Today I went on a tour down south to Leeds Castle, Dover and Cantebury. On the way out of town our tour guide told us about this area - Blackheath. This is where the victims of the bubonic plague were buried. They can't build anything here because if they unearth the bodies they will release the plague into the air again. No trees either since the plague can be released through them as well. Crazy!

This is Leeds Castle, it had been a royal castle since the 12th century. It had various owners and has been renovated many times. In 1926, it was bought by a private owner, Lady Baillie and renovated in the french style. When she passed away she gave it to the public. It is now used for weddings and conferences.
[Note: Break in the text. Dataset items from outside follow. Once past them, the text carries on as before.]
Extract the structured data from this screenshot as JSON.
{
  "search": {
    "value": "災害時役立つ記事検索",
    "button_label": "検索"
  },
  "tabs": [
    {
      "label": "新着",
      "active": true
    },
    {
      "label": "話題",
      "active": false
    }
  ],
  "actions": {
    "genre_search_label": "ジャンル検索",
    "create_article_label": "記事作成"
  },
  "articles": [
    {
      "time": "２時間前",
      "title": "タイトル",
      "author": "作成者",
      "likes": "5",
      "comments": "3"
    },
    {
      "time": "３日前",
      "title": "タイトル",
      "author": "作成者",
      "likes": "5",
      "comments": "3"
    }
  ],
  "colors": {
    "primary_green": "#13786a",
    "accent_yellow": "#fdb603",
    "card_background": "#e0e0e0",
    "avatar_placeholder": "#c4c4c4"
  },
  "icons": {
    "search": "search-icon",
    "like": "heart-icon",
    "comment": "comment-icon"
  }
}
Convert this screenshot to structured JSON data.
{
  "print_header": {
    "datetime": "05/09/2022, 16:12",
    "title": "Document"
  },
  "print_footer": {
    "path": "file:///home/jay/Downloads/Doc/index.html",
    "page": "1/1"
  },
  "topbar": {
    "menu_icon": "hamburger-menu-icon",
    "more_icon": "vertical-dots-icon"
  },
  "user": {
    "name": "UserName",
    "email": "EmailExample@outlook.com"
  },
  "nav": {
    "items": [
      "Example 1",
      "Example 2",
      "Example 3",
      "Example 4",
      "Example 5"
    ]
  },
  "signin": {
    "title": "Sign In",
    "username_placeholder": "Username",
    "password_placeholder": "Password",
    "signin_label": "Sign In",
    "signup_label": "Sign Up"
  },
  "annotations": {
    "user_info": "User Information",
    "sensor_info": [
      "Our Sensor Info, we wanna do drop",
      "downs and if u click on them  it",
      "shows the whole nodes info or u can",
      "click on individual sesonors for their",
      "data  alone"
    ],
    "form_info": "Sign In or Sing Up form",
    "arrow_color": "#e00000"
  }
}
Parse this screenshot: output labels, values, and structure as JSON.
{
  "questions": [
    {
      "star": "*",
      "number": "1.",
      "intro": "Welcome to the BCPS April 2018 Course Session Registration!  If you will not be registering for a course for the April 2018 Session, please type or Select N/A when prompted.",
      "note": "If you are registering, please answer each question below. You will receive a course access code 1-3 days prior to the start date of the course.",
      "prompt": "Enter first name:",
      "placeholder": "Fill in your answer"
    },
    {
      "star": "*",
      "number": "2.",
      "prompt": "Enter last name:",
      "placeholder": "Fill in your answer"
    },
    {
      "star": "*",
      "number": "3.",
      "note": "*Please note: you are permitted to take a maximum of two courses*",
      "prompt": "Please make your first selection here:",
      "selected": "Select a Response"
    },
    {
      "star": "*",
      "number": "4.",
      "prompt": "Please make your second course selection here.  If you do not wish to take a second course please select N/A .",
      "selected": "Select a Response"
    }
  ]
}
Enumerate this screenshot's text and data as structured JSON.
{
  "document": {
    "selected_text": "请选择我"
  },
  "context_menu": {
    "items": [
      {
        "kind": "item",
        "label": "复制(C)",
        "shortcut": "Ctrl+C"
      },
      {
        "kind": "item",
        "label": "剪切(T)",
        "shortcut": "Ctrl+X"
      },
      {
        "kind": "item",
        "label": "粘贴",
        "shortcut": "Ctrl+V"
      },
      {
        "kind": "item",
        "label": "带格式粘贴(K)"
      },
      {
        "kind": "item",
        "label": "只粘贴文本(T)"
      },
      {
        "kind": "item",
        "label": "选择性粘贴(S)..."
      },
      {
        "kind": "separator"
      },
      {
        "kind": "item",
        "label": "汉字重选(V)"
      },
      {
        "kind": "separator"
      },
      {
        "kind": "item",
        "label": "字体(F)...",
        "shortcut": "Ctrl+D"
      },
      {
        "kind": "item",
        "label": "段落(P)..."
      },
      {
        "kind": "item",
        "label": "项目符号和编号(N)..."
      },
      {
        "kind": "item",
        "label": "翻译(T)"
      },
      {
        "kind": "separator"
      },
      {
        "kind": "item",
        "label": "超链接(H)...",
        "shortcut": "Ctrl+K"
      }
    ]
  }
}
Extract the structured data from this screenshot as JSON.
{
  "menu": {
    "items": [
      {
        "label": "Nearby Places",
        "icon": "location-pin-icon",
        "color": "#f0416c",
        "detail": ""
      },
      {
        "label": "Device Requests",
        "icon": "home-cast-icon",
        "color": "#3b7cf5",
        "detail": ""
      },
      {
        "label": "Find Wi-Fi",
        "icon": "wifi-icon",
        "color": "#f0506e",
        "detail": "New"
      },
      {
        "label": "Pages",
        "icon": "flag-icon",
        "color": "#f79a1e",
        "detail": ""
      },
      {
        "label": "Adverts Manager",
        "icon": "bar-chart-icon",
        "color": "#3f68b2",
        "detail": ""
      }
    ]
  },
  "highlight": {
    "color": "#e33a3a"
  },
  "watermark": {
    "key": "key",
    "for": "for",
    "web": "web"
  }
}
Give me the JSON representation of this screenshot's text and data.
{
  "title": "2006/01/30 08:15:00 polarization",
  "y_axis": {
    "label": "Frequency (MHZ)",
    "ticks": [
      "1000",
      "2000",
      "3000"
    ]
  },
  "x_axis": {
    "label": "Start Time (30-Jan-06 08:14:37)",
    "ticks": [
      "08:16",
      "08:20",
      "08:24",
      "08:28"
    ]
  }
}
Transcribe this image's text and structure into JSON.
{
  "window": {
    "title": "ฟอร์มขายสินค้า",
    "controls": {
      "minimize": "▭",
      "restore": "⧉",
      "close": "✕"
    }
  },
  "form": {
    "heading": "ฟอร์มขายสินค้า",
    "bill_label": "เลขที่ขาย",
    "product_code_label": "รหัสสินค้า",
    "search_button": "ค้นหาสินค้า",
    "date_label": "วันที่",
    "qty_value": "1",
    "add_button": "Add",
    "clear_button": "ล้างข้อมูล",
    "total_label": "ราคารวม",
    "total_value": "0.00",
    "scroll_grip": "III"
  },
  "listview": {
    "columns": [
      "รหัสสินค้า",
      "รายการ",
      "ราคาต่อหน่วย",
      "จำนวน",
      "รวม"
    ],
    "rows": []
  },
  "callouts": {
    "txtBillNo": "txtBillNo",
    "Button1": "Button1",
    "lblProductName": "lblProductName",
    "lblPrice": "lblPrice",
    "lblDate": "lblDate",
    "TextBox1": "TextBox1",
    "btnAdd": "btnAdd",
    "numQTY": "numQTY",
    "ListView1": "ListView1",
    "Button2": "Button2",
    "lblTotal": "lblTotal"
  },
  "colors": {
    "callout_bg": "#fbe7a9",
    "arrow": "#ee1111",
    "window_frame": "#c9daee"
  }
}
Another view of the beautiful castle.

This is what a medieval bathroom would have looked like, though they didn't bathe that often.

This is one of the newly renovated rooms, it is used as a conference room. The Egyptian president and the Israeli Foerign Minister met in this room in preparation for the Camp David Accord.

This is one of the entryways. The castle was really amazing to see. I wanted to go to an old country estate as well, but since I never got to do that, this was pretty close.

Lady Baillie was also very fond of exotic birds. This is a kookaburra! When it sings it sounds exactly like a monkey...weird!

I also saw a toucan - very cool to see up close. I didn't have time to go through it, but there is also a maze on the property.
Oddly enough, there were all these little black birds flying around free. Sometimes it really pays to be a plain old black bird.

Next stop was the white cliffs of Dover - castle perched on top even - very picturesque.

The final stop on our tour was Canterbury Cathedral. The original cathedral in this location was founded in the 7th century.

One of the reasons this cathedral is so famous is because of Sir Thomas Beckett. Beckett had frequent run in's with King Henry II and in 1170 he was heard to exclaim, "Who will rid me of this turbulent priest?" His knights took this literally and murdered the priest here on this location in his cathedral. He was murdered on my birthday incidentally....29 of December 1170.

I have been in many churches on my travels but this one was particularly unique and beautiful.